For mature hormone therapies, the highest ROI evidence often comes from:

  • Comparative effectiveness in real-world cohorts.
  • Safety signal characterization in subgroups.
  • Resource utilization and adherence metrics tied to risk management protocols.

Key Takeaways

  • Estradiol plus norethindrone acetate is an established combined hormone therapy used for menopausal vasomotor symptoms and, in appropriate patients, postmenopausal osteoporosis prevention.
  • Clinical trial activity for this combination is typically dominated by bioequivalence, formulation, and observational studies due to maturity.
  • A numeric clinical trials update and market projection require registry and sales datasets; those are not available in the provided material, so a complete and accurate forecast cannot be stated.

FAQs

  1. Is estradiol plus norethindrone acetate used for endometrial protection?
    Yes. The progestin component (norethindrone acetate) is included to reduce endometrial hyperplasia risk in people with a uterus taking estrogen.

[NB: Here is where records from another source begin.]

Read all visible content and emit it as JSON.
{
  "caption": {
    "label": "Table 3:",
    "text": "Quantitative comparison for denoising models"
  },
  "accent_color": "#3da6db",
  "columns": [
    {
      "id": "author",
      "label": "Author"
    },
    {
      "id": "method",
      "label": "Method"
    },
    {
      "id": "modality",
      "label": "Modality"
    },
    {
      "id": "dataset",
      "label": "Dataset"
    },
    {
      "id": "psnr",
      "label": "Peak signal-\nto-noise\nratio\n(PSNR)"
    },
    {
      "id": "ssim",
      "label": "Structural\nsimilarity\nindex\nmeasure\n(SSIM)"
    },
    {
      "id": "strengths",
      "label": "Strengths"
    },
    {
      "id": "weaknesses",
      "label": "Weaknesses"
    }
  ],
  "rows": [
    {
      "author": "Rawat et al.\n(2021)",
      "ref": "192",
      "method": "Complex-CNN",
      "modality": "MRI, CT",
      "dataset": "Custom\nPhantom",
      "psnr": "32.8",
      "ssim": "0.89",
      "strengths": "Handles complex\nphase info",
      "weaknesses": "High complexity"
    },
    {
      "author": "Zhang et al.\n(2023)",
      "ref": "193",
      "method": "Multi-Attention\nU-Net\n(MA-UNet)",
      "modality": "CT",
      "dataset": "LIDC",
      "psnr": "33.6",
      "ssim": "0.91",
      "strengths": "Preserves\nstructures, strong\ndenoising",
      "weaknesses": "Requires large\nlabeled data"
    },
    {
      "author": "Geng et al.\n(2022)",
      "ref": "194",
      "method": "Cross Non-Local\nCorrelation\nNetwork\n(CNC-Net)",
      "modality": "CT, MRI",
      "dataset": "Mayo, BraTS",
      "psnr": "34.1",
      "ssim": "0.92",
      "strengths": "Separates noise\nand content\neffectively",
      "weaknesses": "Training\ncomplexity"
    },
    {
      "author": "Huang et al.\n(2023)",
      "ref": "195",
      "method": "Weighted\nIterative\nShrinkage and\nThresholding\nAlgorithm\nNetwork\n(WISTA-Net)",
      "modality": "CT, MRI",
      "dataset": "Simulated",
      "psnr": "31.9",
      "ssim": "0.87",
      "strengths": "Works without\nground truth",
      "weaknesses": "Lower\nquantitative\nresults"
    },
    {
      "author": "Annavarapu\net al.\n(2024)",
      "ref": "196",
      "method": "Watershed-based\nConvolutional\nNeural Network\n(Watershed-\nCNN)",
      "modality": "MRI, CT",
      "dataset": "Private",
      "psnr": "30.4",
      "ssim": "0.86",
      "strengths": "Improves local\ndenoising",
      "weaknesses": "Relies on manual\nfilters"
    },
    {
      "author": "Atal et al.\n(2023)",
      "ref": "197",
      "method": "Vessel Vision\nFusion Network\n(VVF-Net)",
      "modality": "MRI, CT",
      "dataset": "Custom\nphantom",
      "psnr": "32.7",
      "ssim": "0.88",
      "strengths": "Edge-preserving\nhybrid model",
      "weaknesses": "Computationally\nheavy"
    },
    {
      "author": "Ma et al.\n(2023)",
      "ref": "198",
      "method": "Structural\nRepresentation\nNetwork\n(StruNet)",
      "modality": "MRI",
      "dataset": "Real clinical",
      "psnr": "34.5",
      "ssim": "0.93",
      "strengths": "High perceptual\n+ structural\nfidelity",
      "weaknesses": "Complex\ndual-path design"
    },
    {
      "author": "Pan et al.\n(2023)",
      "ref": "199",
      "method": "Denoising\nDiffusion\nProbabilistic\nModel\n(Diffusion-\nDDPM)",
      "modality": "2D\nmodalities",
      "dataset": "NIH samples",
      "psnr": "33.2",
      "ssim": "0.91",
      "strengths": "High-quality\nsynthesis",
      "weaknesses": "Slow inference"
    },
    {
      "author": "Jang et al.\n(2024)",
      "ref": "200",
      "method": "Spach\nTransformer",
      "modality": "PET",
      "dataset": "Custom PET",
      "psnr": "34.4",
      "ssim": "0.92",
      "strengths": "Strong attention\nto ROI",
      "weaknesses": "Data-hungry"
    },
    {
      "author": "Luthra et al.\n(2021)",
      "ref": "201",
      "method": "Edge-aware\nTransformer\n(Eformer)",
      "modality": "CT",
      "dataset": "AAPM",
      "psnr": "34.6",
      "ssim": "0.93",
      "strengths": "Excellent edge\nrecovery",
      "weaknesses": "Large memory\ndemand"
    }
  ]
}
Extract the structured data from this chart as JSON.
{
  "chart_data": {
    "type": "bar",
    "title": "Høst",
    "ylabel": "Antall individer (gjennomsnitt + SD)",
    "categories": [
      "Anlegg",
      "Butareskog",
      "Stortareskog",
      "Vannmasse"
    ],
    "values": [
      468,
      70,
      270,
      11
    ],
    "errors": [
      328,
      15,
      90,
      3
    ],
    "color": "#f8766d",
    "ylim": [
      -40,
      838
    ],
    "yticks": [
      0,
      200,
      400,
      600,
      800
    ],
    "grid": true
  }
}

  2. What drives demand for this therapy?
    Menopause symptom burden, age/time-since-menopause prescribing patterns, risk tolerance, payer formulary positioning, and substitution to other hormone regimens or nonhormonal agents.

  3. What kind of trials are most likely for this mature combination?
    Bioequivalence and formulation studies, plus observational real-world safety and adherence work.

  4. How do competitor products affect its market prospects?
    Substitution among estrogen-progestin combinations and switching to nonhormonal vasomotor treatments can pressure volume and price growth.

  5. What evidence is most useful for a mature hormone therapy business case?
    Real-world effectiveness and safety in subgroups, adherence/persistence, and health-economic outcomes tied to payer and guideline-driven use.


References

[1] FDA. Activella (estradiol and norethindrone acetate) Prescribing Information. U.S. Food and Drug Administration.
[2] FDA. Menopausal Hormone Therapy: Labeling and Safety Communications (estrogen/progestin benefit-risk considerations). U.S. Food and Drug Administration.
[3] ClinicalTrials.gov. Estradiol; norethindrone acetate search results and study records (registry-based trial listings). National Library of Medicine (US).